I recently watched Andrew Ng's video on SGDM. I understand that the momentum term updates the gradient by weighting the last gradient and using a small component of V_dw. I don't understand why momentum is also known as exponentially weighted average. Also, in Ng's video at 6:37 he says using Beta = 0.9 effectively means using an average of the last 10 gradients. Can someone explain how that works? To me, it's just a scalar weighting of 1-0.9 to all the gradients in the vector dW.

Appreciate any insight! I feel like I'm missing something fundamental.


Answer:

You just have to think about what is in your last gradient. The last gradient is already a weighted gradient, due to the momentum term.
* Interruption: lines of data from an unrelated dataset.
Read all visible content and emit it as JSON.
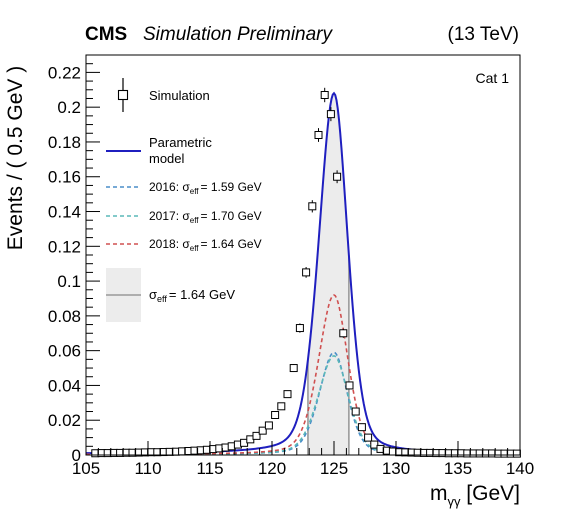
{
  "header": {
    "experiment": "CMS",
    "status": "Simulation Preliminary",
    "energy": "(13 TeV)",
    "category": "Cat 1"
  },
  "legend": {
    "simulation": "Simulation",
    "model_line1": "Parametric",
    "model_line2": "model",
    "y2016_year": "2016:",
    "y2016_value": "= 1.59 GeV",
    "y2017_year": "2017:",
    "y2017_value": "= 1.70 GeV",
    "y2018_year": "2018:",
    "y2018_value": "= 1.64 GeV",
    "sigma_symbol": "σ",
    "sigma_sub": "eff",
    "band_value": "= 1.64 GeV"
  },
  "colors": {
    "model": "#1f1fbf",
    "y2016": "#4a8ec8",
    "y2017": "#5ab8b8",
    "y2018": "#d05050",
    "band": "#ececec",
    "band_edge": "#999999"
  },
  "chart_data": {
    "type": "line",
    "title": "",
    "xlabel": "m_γγ [GeV]",
    "ylabel": "Events / ( 0.5 GeV )",
    "xlim": [
      105,
      140
    ],
    "ylim": [
      0,
      0.23
    ],
    "x_ticks": [
      105,
      110,
      115,
      120,
      125,
      130,
      135,
      140
    ],
    "y_ticks": [
      0,
      0.02,
      0.04,
      0.06,
      0.08,
      0.1,
      0.12,
      0.14,
      0.16,
      0.18,
      0.2,
      0.22
    ],
    "y_tick_labels": [
      "0",
      "0.02",
      "0.04",
      "0.06",
      "0.08",
      "0.1",
      "0.12",
      "0.14",
      "0.16",
      "0.18",
      "0.2",
      "0.22"
    ],
    "effective_band": [
      122.9,
      126.2
    ],
    "simulation_points": {
      "x": [
        105.75,
        106.25,
        106.75,
        107.25,
        107.75,
        108.25,
        108.75,
        109.25,
        109.75,
        110.25,
        110.75,
        111.25,
        111.75,
        112.25,
        112.75,
        113.25,
        113.75,
        114.25,
        114.75,
        115.25,
        115.75,
        116.25,
        116.75,
        117.25,
        117.75,
        118.25,
        118.75,
        119.25,
        119.75,
        120.25,
        120.75,
        121.25,
        121.75,
        122.25,
        122.75,
        123.25,
        123.75,
        124.25,
        124.75,
        125.25,
        125.75,
        126.25,
        126.75,
        127.25,
        127.75,
        128.25,
        128.75,
        129.25,
        129.75,
        130.25,
        130.75,
        131.25,
        131.75,
        132.25,
        132.75,
        133.25,
        133.75,
        134.25,
        134.75,
        135.25,
        135.75,
        136.25,
        136.75,
        137.25,
        137.75,
        138.25,
        138.75,
        139.25,
        139.75
      ],
      "y": [
        0.001,
        0.0011,
        0.0011,
        0.0012,
        0.0012,
        0.0013,
        0.0013,
        0.0014,
        0.0015,
        0.0016,
        0.0016,
        0.0017,
        0.0018,
        0.0019,
        0.0021,
        0.0023,
        0.0025,
        0.0027,
        0.003,
        0.0034,
        0.0038,
        0.0043,
        0.005,
        0.006,
        0.007,
        0.009,
        0.011,
        0.014,
        0.017,
        0.023,
        0.028,
        0.035,
        0.05,
        0.073,
        0.105,
        0.143,
        0.184,
        0.207,
        0.196,
        0.16,
        0.07,
        0.04,
        0.025,
        0.016,
        0.01,
        0.006,
        0.0035,
        0.0025,
        0.002,
        0.0016,
        0.0015,
        0.0014,
        0.0013,
        0.0012,
        0.0012,
        0.0011,
        0.0011,
        0.001,
        0.001,
        0.001,
        0.0009,
        0.0009,
        0.0009,
        0.0009,
        0.0009,
        0.0008,
        0.0008,
        0.0008,
        0.0008
      ]
    },
    "series": [
      {
        "name": "Parametric model",
        "peak_x": 125.0,
        "peak_y": 0.208,
        "style": "solid"
      },
      {
        "name": "2016",
        "peak_x": 125.0,
        "peak_y": 0.059,
        "style": "dashed"
      },
      {
        "name": "2017",
        "peak_x": 125.0,
        "peak_y": 0.057,
        "style": "dashed"
      },
      {
        "name": "2018",
        "peak_x": 125.0,
        "peak_y": 0.092,
        "style": "dashed"
      }
    ]
  }
}
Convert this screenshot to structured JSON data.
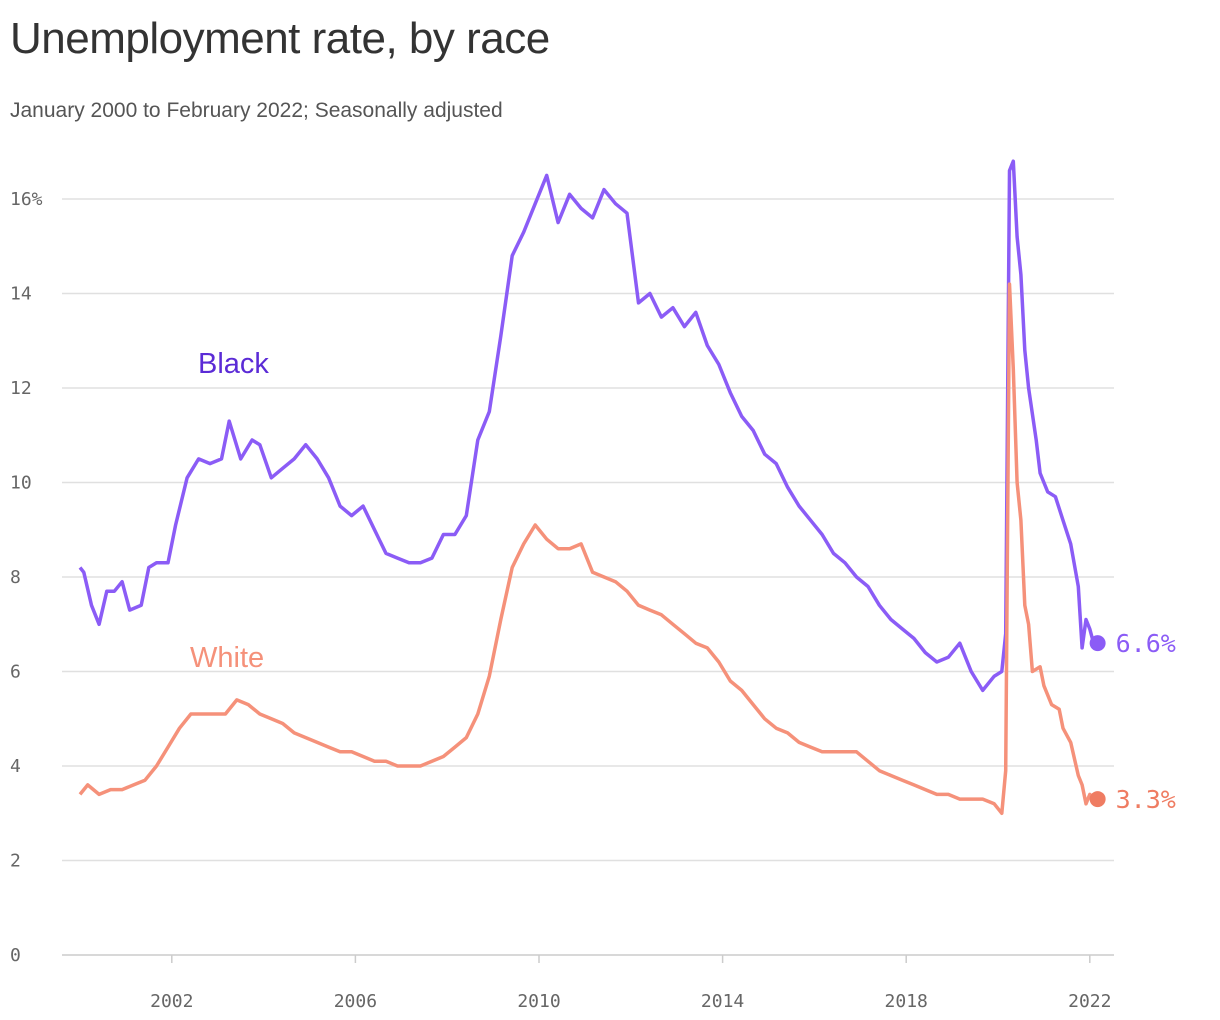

In the first step you will just do a gradient descent. In the second step you will have a momentum gradient of m_grad_2 = grad_2 + 0.9 m_grad_1. In the third step you will again have a momentum gradient m_grad_3 = grad_3 + 0.9 m_grad_2, but the old gradient is composed of a momentum term. Therefore 0.9*m_grad_2 = 0.9 * (grad_2 + 0.9 grad_1), which is 0.9 grad_2 + 0.81 grad_1. Therefore the impact of a gradient on the kth step will be 0.9^k. After 10 steps the impact will be quite small.